Nun also Atakan. Er starb, wie Cömert, wenige Stunden nach der Demonstration im Krankenhaus. Ahmet Atakan ist das sechste Todesopfer seit Beginn der Proteste in der Türkei. Während er im Krankenhaus lag und um sein Leben kämpfte, beschoss die Polizei sogar das Hospital mit Pfeffergas, so berichten es Demonstranten, die dort waren. Sie hatten sich vor dem Gebäude versammelt.

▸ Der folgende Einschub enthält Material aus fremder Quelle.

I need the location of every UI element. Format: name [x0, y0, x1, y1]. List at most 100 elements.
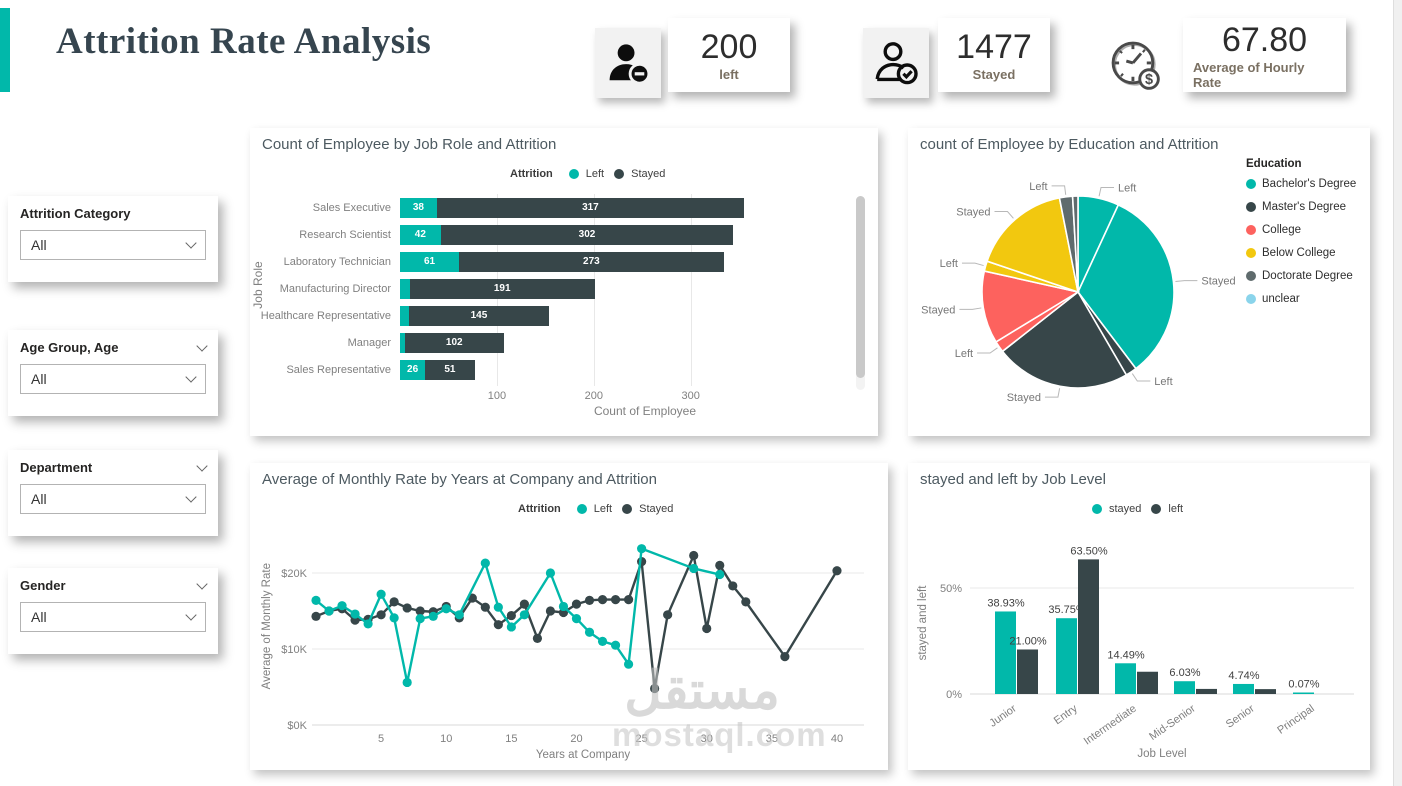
- chevron-down-icon[interactable]: [196, 577, 208, 590]
- pie-slice-master-s-degree-stayed[interactable]: [1001, 290, 1128, 389]
- bar-segment-left[interactable]: [400, 278, 410, 299]
- chevron-down-icon[interactable]: [196, 459, 208, 472]
- data-point-left[interactable]: [415, 614, 425, 624]
- data-point-left[interactable]: [324, 606, 334, 616]
- data-point-stayed[interactable]: [493, 620, 503, 630]
- column-left-junior[interactable]: [1017, 649, 1038, 694]
- data-point-stayed[interactable]: [728, 581, 738, 591]
- data-point-stayed[interactable]: [545, 606, 556, 616]
- data-point-stayed[interactable]: [532, 633, 543, 643]
- data-point-left[interactable]: [376, 589, 386, 599]
- chevron-down-icon[interactable]: [196, 339, 208, 352]
- data-point-left[interactable]: [493, 602, 503, 612]
- column-left-senior[interactable]: [1255, 689, 1276, 694]
- data-point-stayed[interactable]: [389, 597, 399, 607]
- data-point-left[interactable]: [610, 640, 621, 650]
- bar-segment-left[interactable]: 61: [400, 251, 460, 272]
- data-point-stayed[interactable]: [506, 610, 516, 621]
- data-point-stayed[interactable]: [702, 623, 712, 634]
- legend-item[interactable]: College: [1246, 224, 1356, 236]
- legend-item[interactable]: Master's Degree: [1246, 201, 1356, 213]
- kpi-stayed-value: 1477: [956, 28, 1032, 66]
- legend-item[interactable]: unclear: [1246, 293, 1356, 305]
- pie-slice-college-stayed[interactable]: [981, 270, 1081, 344]
- data-point-stayed[interactable]: [715, 560, 725, 570]
- data-point-left[interactable]: [389, 613, 399, 623]
- data-point-left[interactable]: [689, 563, 699, 574]
- bar-segment-stayed[interactable]: 273: [459, 251, 724, 272]
- data-point-left[interactable]: [363, 619, 373, 629]
- column-left-entry[interactable]: [1078, 559, 1099, 694]
- column-stayed-principal[interactable]: [1293, 692, 1314, 695]
- scrollbar-track[interactable]: [856, 196, 865, 390]
- data-point-stayed[interactable]: [610, 595, 621, 605]
- column-stayed-junior[interactable]: [995, 611, 1016, 694]
- legend-item[interactable]: Below College: [1246, 247, 1356, 259]
- data-point-stayed[interactable]: [402, 603, 412, 613]
- data-point-stayed[interactable]: [832, 566, 842, 576]
- pie-slice-doctorate-degree-stayed[interactable]: [1071, 195, 1079, 293]
- data-point-stayed[interactable]: [376, 610, 386, 620]
- data-point-left[interactable]: [402, 677, 412, 688]
- column-stayed-senior[interactable]: [1233, 683, 1254, 694]
- data-point-left[interactable]: [506, 622, 516, 632]
- data-point-stayed[interactable]: [780, 652, 790, 662]
- label-leader-line: [994, 211, 1014, 219]
- data-point-left[interactable]: [350, 609, 360, 619]
- legend-item[interactable]: Bachelor's Degree: [1246, 178, 1356, 190]
- data-point-left[interactable]: [441, 604, 451, 614]
- bar-segment-stayed[interactable]: 317: [436, 197, 744, 218]
- data-point-stayed[interactable]: [663, 610, 673, 620]
- bar-segment-left[interactable]: 26: [400, 359, 426, 380]
- bar-segment-stayed[interactable]: 302: [440, 224, 734, 245]
- bar-segment-left[interactable]: 38: [400, 197, 437, 218]
- gender-dropdown[interactable]: All: [20, 602, 206, 632]
- data-point-left[interactable]: [715, 569, 725, 580]
- data-point-left[interactable]: [623, 659, 634, 669]
- bar-track: 102: [400, 332, 870, 353]
- data-point-stayed[interactable]: [480, 602, 490, 612]
- column-stayed-entry[interactable]: [1056, 618, 1077, 694]
- bar-segment-stayed[interactable]: 102: [404, 332, 504, 353]
- data-point-left[interactable]: [545, 568, 556, 578]
- data-point-left[interactable]: [311, 595, 321, 605]
- data-point-left[interactable]: [584, 627, 595, 637]
- column-left-intermediate[interactable]: [1137, 671, 1158, 694]
- data-point-stayed[interactable]: [597, 595, 608, 605]
- column-stayed-mid-senior[interactable]: [1174, 681, 1195, 694]
- data-point-stayed[interactable]: [689, 550, 699, 561]
- data-point-left[interactable]: [454, 610, 464, 620]
- bar-segment-stayed[interactable]: 145: [408, 305, 550, 326]
- age-group-dropdown[interactable]: All: [20, 364, 206, 394]
- y-tick-label: $10K: [281, 644, 307, 656]
- attrition-category-dropdown[interactable]: All: [20, 230, 206, 260]
- data-point-stayed[interactable]: [311, 611, 321, 621]
- pie-slice-below-college-stayed[interactable]: [986, 196, 1080, 294]
- data-point-left[interactable]: [637, 544, 647, 554]
- data-point-left[interactable]: [597, 636, 608, 646]
- data-point-left[interactable]: [519, 610, 529, 620]
- data-point-stayed[interactable]: [741, 597, 751, 607]
- bar-segment-left[interactable]: 42: [400, 224, 441, 245]
- bar-segment-stayed[interactable]: 51: [425, 359, 475, 380]
- bar-segment-left[interactable]: [400, 332, 405, 353]
- data-point-stayed[interactable]: [571, 599, 582, 609]
- data-point-stayed[interactable]: [584, 595, 595, 605]
- data-point-left[interactable]: [428, 611, 438, 621]
- legend-item[interactable]: Doctorate Degree: [1246, 270, 1356, 282]
- column-left-mid-senior[interactable]: [1196, 688, 1217, 694]
- data-point-stayed[interactable]: [415, 606, 425, 616]
- data-point-left[interactable]: [480, 558, 490, 568]
- scrollbar-thumb[interactable]: [856, 196, 865, 378]
- pie-slice-bachelor-s-degree-stayed[interactable]: [1077, 203, 1175, 370]
- data-point-stayed[interactable]: [623, 595, 634, 605]
- data-point-left[interactable]: [571, 614, 582, 624]
- data-point-left[interactable]: [558, 601, 569, 612]
- data-point-stayed[interactable]: [519, 599, 529, 609]
- bar-segment-left[interactable]: [400, 305, 409, 326]
- column-stayed-intermediate[interactable]: [1115, 663, 1136, 694]
- data-point-stayed[interactable]: [650, 683, 660, 694]
- data-point-left[interactable]: [337, 601, 347, 611]
- bar-segment-stayed[interactable]: 191: [409, 278, 595, 299]
- department-dropdown[interactable]: All: [20, 484, 206, 514]
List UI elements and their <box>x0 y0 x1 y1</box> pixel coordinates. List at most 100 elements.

Wie immer gibt es zwei Versionen der Geschichte. Die offizielle, von der Regierung verbreitet, lautet stets: Die Demonstranten hätten die Polizei angegriffen. Sie seien Provokateure, die von geheimnisvollen Mächten aus dem Ausland gesteuert würden. Auch die Version der Demonstranten ist immer die gleiche: Kaum hätten sie sich organisiert und versammelt, schlage die Staatsmacht mit voller Härte zu. Mittlerweile sind so Tausende Bürger verletzt worden.  

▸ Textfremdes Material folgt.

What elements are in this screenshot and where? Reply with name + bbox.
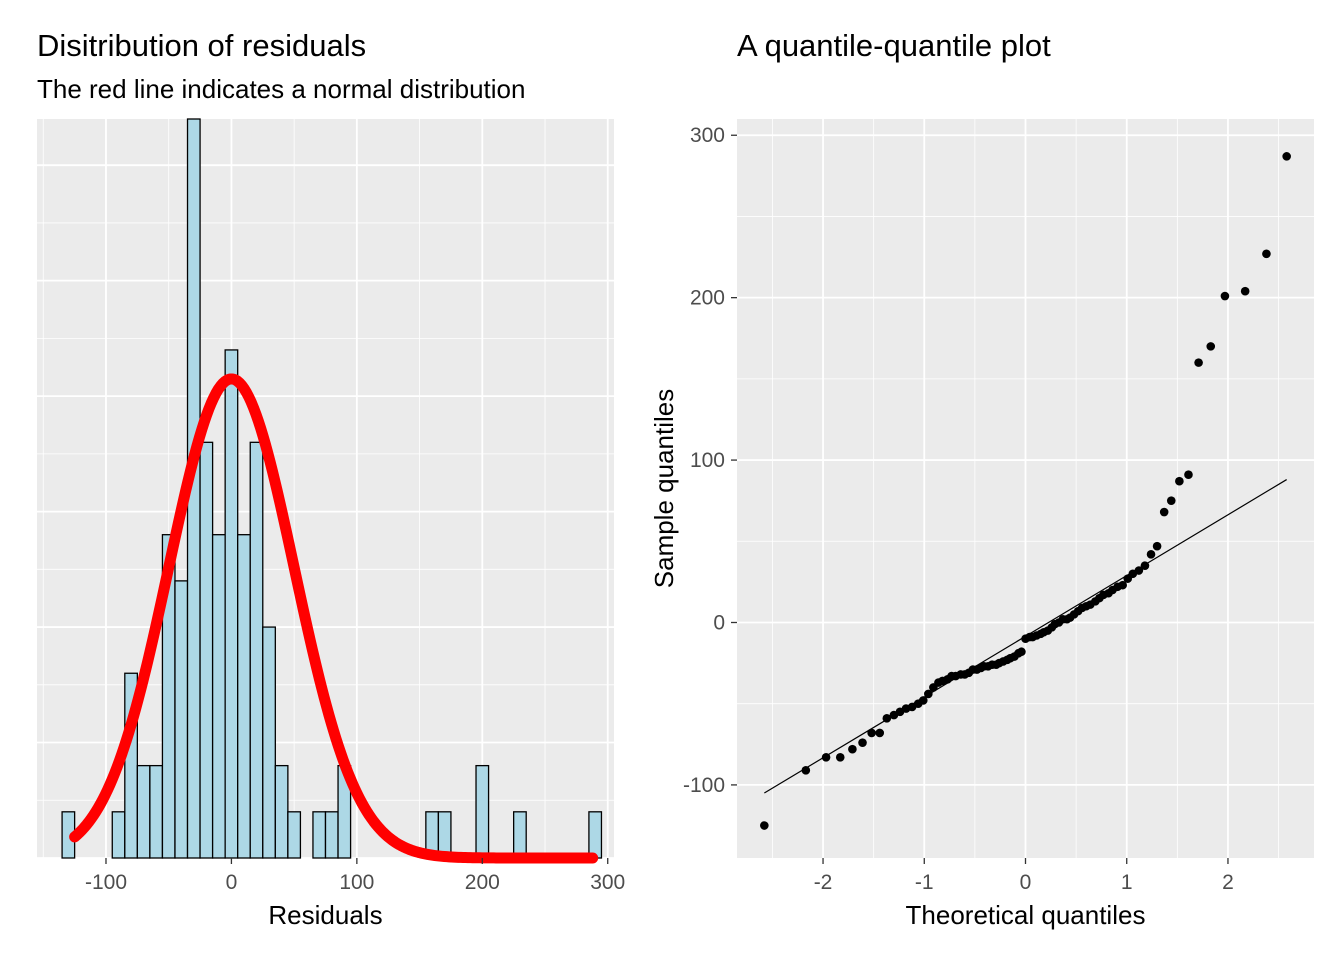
histogram-bar [199, 441, 214, 859]
histogram-bar [588, 811, 603, 859]
histogram-bar [324, 811, 339, 859]
x-tick-label: -100 [85, 871, 127, 894]
histogram-bar [249, 441, 264, 859]
qq-plot-y-axis-title: Sample quantiles [649, 389, 679, 588]
qq-point [1159, 507, 1169, 517]
normal-distribution-curve [69, 373, 599, 864]
qq-point [1175, 476, 1184, 486]
qq-points [760, 152, 1291, 830]
x-tick-label: 1 [1121, 871, 1133, 894]
qq-point [918, 696, 928, 705]
qq-plot-panel: -2 -1 0 1 2 -100 0 100 200 300 Theoretical quant… [649, 119, 1314, 930]
histogram-bars [61, 118, 603, 859]
qq-point [875, 728, 885, 738]
qq-point [835, 753, 845, 762]
x-tick-label: 100 [339, 871, 374, 894]
x-tick-label: 200 [465, 871, 500, 894]
histogram-subtitle: The red line indicates a normal distribu… [37, 74, 526, 104]
qq-plot-y-axis: -100 0 100 200 300 [683, 124, 737, 797]
qq-point [924, 689, 933, 699]
qq-point [760, 821, 769, 830]
qq-point [801, 765, 811, 775]
histogram-bar [287, 811, 302, 859]
qq-point [1240, 286, 1250, 296]
histogram-bar [224, 349, 239, 859]
histogram-bar [111, 811, 126, 859]
qq-point [1152, 541, 1162, 551]
histogram-x-axis-title: Residuals [268, 900, 382, 930]
x-tick-label: 2 [1222, 871, 1234, 894]
histogram-bar [149, 764, 164, 859]
qq-point [858, 738, 867, 747]
qq-point [848, 744, 857, 754]
x-tick-label: -1 [915, 871, 934, 894]
y-tick-label: 300 [690, 124, 725, 147]
histogram-bar [475, 764, 490, 859]
qq-plot-gridlines [737, 119, 1314, 858]
y-tick-label: 100 [690, 449, 725, 472]
qq-point [1220, 291, 1230, 301]
qq-point [1206, 342, 1216, 351]
histogram-panel: -100 0 100 200 300 Residuals [37, 118, 625, 930]
histogram-title: Disitribution of residuals [37, 28, 367, 63]
qq-point [1017, 647, 1026, 657]
qq-point [1184, 470, 1193, 479]
histogram-bar [274, 764, 289, 859]
histogram-bar [312, 811, 327, 859]
qq-point [1118, 580, 1127, 590]
qq-point [1134, 566, 1144, 575]
qq-point [882, 714, 892, 723]
qq-point [1140, 561, 1150, 570]
histogram-bar [211, 534, 226, 859]
qq-point [1262, 249, 1271, 259]
histogram-bar [262, 626, 276, 859]
x-tick-label: -2 [814, 871, 833, 894]
qq-plot-x-axis: -2 -1 0 1 2 [814, 858, 1234, 894]
qq-point [1194, 358, 1203, 367]
x-tick-label: 0 [226, 871, 238, 894]
qq-point [1166, 496, 1176, 505]
x-tick-label: 0 [1020, 871, 1032, 894]
y-tick-label: -100 [683, 774, 725, 797]
qq-point [1282, 152, 1291, 161]
qq-plot-title: A quantile-quantile plot [737, 28, 1051, 63]
histogram-bar [237, 534, 251, 859]
qq-plot-x-axis-title: Theoretical quantiles [906, 900, 1146, 930]
y-tick-label: 200 [690, 287, 725, 310]
qq-point [821, 753, 831, 762]
histogram-bar [513, 811, 527, 859]
qq-point [1146, 549, 1156, 559]
histogram-x-axis: -100 0 100 200 300 [85, 858, 625, 894]
qq-point [867, 728, 876, 738]
histogram-bar [174, 580, 189, 859]
histogram-bar [136, 764, 151, 859]
x-tick-label: 300 [590, 871, 625, 894]
y-tick-label: 0 [713, 611, 725, 634]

Keine einzige Verletzung aber, kein Todesopfer wurde gesühnt. Kein einziger Polizist wurde zur Rechenschaft gezogen. Im Gegenteil. In einer öffentlichen Ansprache gab Premier Recep Tayyip Erdoğan seinen Sicherheitskräften eine Generalerlaubnis: Es sei ihr natürliches Recht, Pfeffergas zu benutzen.

Mely Kiyak

Jahrgang 1976, ist Publizistin und Schriftstellerin. Zuletzt bereiste sie die verschiedenen politischen Brennpunkte in der Türkei. Über ihre Begegnungen in Istanbul, Anatolien und an der türkisch-syrischen Grenze berichtet sie regelmäßig in der Serie Türkische Tage auf ZEIT ONLINE. Vor wenigen Wochen erschien von ihr "Istanbul Notizen" im neu gegründeten Digitalverlag Shelff.

Diese Blankovollmacht führte einen Tag nach Atakans Tod dazu, dass die Polizei am Istanbuler Taksimplatz schon bereit stand, noch bevor überhaupt die  Solidaritätskundgebung für Atakan begonnen hatte.  Noch während die Demonstranten gegen 19 Uhr langsam eintreffen, sprüht die Polizei die Versammlung auseinander. So heftig, dass sogar die Bilder der Fernsehsender, die man beim Weglaufen in allen Kiosken sieht, nichts mehr zeigen können. Noch bevor irgendetwas geschehen ist, behaupten die Polizisten, die zur Reserve am Dolmabahçe-Palast stehen, dass die Demonstranten am Taksimplatz Molotowcocktails geworfen hätten. Man fragt ungläubig nach, woher sie das wüssten. Sie zeigen auf ihre Funkgeräte. Telefon und Internet funktionieren weitläufig um den Platz herum nicht – wie immer, wenn hier demonstriert wird.

Wer sind die Barbaren?

Das Entsetzliche ist, dass die Angriffe auf Demonstranten in der Türkei zur Routine werden. Demonstriert wird dennoch. In Antakya beispielsweise, weil die Bürger Angst davor haben, dass die Türkei sich an einem Krieg gegen Syrien beteiligt. Die Stadt liegt nur wenige Kilometer von der Grenze entfernt. In Ankara protestierten Studenten dagegen, dass für einen Straßenbau Bäume gefällt werden sollen. Die Reaktion auch hier: Knüppel und Gas. Überall im Land organisierten sich daraufhin  Solidaritätskundgebungen. Mittlerweile rufen selbst so harmlose Aktionen wie das Bemalen von Treppen in Regenbogenfarben die Staatsmacht auf den Plan.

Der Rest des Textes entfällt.